Cronaca | 11 novembre 2025, 07:32

Frabosa Sottana, ancora nessuna traccia dell’uomo scomparso nell’incendio di Miroglio

Le fiamme divampate ieri pomeriggio in via Maudagna ancora attive in quota. Sul posto Vigili del Fuoco, AIB, Soccorso Alpino, droni ed elicottero per monitorare e contenere il rogo

Frabosa Sottana, ancora nessuna traccia dell’uomo scomparso nell’incendio di Miroglio

Continua l'ampio dispiego di forze a Frabosa Sottana per l’incendio boschivo scoppiato nel pomeriggio di ieri, lunedì 10 novembre in via Maudagna, località Miroglio. L’allarme è partito intorno alle 15, quando una donna ha contattato i soccorsi segnalando le fiamme e la scomparsa del marito, che si trovava nella zona al momento in cui è divampato il rogo.

Sul posto sono intervenuti i Vigili del Fuoco del Comando provinciale di Cuneo con il Direttore delle Operazioni di Spegnimento (DOS), le squadre AIB di Chiusa di Pesio e Peveragno, e subito dopo quelle di Morozzo e Mondovì per contenere il fronte di fuoco che si avvicinava alle abitazioni. La squadra di Morozzo ha presidiato l’area per tutta la notte, mentre quella di Mondovì ha contribuito a bloccare l’avanzata delle fiamme.

È stata istituita l’Unità di Comando Locale (UCL) con il Responsabile delle Operazioni di Soccorso (ROS) e il Servizio TAS (Topografia Applicata al Soccorso), impegnati nell’analisi delle mappe per delineare le aree interessate e individuare eventuali segnali utili del telefono dell’uomo disperso. Durante la notte sono arrivati anche i droni del Sistema Aeromobili a Pilotaggio Remoto (SAPR), ma le operazioni sono state ostacolate dal fumo intenso.

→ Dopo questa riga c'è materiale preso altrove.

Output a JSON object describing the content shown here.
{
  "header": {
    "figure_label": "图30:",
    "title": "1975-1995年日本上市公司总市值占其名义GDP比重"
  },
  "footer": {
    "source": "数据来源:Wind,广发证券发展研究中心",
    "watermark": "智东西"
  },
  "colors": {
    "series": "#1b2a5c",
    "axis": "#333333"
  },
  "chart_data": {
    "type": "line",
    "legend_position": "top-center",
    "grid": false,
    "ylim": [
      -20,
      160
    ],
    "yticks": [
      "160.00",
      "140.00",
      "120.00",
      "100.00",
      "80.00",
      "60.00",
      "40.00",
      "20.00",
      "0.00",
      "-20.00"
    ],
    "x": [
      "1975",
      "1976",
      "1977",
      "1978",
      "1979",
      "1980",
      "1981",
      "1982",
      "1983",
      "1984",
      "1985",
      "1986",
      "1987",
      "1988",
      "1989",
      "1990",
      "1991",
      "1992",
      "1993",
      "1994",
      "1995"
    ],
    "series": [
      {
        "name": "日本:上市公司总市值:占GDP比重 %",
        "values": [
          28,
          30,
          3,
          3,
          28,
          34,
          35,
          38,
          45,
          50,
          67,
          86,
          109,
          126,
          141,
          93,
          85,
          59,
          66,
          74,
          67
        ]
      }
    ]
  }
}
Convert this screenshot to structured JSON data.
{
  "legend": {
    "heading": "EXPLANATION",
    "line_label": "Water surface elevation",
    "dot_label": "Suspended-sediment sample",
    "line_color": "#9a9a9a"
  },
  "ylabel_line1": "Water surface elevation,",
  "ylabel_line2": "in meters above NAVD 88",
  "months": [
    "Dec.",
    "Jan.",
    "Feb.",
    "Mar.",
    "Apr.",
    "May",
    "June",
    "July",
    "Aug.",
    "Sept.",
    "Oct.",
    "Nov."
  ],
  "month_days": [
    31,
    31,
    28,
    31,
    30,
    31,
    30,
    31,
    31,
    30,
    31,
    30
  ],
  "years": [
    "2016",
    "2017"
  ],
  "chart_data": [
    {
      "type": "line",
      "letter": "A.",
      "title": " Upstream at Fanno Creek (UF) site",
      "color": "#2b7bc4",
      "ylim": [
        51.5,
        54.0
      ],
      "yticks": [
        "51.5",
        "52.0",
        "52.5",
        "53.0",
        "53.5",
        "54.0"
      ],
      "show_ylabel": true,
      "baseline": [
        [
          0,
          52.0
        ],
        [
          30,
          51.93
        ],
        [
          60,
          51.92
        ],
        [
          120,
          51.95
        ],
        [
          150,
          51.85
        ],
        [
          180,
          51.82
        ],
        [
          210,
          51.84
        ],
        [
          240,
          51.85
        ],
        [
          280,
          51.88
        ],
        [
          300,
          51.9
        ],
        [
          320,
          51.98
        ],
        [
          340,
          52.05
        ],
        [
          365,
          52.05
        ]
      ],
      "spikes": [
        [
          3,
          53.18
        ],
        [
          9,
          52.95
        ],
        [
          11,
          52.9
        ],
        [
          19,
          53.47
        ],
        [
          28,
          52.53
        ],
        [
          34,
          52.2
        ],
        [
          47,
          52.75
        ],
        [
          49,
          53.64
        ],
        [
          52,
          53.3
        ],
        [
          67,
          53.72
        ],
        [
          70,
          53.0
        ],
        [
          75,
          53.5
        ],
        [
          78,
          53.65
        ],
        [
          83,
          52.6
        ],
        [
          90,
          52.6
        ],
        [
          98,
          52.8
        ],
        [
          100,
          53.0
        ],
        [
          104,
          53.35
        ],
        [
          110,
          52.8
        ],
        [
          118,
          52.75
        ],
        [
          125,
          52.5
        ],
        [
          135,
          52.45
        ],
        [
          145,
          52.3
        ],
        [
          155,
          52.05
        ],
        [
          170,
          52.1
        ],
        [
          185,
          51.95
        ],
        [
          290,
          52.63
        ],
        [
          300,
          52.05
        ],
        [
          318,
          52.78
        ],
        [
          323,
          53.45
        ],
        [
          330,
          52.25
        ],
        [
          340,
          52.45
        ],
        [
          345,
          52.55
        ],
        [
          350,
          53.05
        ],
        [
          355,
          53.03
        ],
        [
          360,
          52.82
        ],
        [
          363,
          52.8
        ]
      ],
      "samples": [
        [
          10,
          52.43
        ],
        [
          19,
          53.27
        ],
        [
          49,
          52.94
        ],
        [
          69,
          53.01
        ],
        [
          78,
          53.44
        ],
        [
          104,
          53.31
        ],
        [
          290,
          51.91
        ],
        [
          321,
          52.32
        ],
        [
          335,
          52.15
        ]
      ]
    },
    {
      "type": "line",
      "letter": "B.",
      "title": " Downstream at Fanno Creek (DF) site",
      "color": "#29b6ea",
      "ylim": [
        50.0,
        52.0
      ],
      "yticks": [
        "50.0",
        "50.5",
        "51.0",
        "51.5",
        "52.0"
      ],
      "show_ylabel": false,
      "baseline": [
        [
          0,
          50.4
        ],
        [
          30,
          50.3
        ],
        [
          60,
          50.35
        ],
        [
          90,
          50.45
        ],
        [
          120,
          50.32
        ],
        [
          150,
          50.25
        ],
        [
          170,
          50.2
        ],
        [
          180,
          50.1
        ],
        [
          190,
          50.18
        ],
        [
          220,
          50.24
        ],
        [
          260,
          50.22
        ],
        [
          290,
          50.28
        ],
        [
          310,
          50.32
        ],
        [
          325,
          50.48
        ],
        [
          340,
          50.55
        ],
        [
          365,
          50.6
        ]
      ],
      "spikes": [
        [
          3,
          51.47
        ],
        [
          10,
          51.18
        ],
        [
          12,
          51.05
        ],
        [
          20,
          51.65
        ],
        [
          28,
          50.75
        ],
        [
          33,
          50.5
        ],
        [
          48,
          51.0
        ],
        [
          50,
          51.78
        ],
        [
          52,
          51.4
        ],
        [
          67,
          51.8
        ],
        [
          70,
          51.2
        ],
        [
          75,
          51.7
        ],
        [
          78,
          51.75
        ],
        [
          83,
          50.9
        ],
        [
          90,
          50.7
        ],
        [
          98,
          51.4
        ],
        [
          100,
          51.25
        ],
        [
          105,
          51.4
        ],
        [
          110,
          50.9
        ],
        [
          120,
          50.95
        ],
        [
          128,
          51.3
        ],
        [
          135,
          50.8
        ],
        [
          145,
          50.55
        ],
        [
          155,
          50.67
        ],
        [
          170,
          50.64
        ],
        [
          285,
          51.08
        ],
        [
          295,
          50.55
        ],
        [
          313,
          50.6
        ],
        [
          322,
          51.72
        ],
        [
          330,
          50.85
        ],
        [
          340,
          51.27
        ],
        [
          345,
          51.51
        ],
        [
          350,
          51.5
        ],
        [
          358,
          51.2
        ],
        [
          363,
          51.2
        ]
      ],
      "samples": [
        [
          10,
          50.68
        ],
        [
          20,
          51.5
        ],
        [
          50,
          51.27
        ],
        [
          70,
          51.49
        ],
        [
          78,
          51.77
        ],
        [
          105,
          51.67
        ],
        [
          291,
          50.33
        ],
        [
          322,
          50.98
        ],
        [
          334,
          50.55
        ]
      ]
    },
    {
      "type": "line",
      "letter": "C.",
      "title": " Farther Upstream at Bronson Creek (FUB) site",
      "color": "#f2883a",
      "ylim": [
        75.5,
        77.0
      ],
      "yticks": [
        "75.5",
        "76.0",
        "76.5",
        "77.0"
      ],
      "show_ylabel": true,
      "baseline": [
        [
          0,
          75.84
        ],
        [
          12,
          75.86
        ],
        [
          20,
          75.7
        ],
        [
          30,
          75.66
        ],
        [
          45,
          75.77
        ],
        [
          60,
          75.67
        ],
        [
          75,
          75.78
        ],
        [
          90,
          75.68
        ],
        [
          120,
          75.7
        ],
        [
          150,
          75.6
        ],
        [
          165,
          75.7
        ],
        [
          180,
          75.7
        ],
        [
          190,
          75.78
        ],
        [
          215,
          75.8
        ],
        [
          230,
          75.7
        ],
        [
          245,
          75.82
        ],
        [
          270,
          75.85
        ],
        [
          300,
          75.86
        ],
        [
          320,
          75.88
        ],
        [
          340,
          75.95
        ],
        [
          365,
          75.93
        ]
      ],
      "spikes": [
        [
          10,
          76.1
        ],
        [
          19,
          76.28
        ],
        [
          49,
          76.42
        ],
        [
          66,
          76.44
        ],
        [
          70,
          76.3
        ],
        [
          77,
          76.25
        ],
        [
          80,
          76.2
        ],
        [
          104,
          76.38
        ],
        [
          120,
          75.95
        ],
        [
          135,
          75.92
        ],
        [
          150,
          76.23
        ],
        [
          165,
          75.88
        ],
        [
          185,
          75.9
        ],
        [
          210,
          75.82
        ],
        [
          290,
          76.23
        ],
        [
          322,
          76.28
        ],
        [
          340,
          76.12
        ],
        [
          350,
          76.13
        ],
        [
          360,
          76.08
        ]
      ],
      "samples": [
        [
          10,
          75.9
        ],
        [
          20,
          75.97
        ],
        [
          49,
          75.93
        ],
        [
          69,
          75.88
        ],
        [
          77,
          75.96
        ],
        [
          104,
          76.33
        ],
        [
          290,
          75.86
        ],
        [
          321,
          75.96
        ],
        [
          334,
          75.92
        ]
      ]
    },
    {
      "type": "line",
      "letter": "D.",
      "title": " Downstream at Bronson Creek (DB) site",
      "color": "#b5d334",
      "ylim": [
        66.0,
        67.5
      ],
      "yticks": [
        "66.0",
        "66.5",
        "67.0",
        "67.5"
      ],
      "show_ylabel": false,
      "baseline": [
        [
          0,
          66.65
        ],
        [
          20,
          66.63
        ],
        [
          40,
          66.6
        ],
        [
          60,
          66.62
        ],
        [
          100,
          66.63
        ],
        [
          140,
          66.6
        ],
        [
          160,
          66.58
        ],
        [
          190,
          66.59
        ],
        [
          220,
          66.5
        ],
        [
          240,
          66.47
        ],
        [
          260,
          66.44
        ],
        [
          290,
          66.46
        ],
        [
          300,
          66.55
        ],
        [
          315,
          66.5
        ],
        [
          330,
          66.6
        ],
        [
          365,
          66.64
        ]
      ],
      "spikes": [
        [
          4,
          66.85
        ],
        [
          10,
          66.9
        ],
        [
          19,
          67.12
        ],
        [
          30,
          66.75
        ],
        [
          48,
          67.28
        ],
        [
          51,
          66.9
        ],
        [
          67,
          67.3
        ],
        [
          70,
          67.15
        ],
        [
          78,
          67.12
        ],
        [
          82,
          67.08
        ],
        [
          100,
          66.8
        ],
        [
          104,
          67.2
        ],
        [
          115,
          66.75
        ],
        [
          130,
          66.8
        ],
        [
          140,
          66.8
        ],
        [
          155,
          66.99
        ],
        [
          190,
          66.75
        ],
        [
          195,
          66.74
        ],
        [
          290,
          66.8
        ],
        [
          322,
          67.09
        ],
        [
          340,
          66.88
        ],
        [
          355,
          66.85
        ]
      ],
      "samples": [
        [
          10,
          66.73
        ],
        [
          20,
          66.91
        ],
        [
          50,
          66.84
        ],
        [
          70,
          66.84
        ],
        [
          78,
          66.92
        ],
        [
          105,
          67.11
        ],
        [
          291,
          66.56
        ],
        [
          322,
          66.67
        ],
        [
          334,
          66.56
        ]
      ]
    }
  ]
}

Alle ricerche, coordinate dai Vigili del Fuoco, partecipano le unità cinofile arrivate da Torino e i tecnici del Soccorso Alpino e Speleologico della Guardia di Finanza. L’incendio, ancora attivo nelle zone più alte, continua a bruciare vigliando l’attenzione degli operatori che questa mattina, con la luce del giorno, hanno riattivato i voli di droni e l’elicottero per monitorare la situazione e favorire lo spegnimento dei focolai residui.

L’area resta presidiata e costantemente sorvegliata per prevenire nuovi riattivamenti e proseguire nella ricerca della persona scomparsa.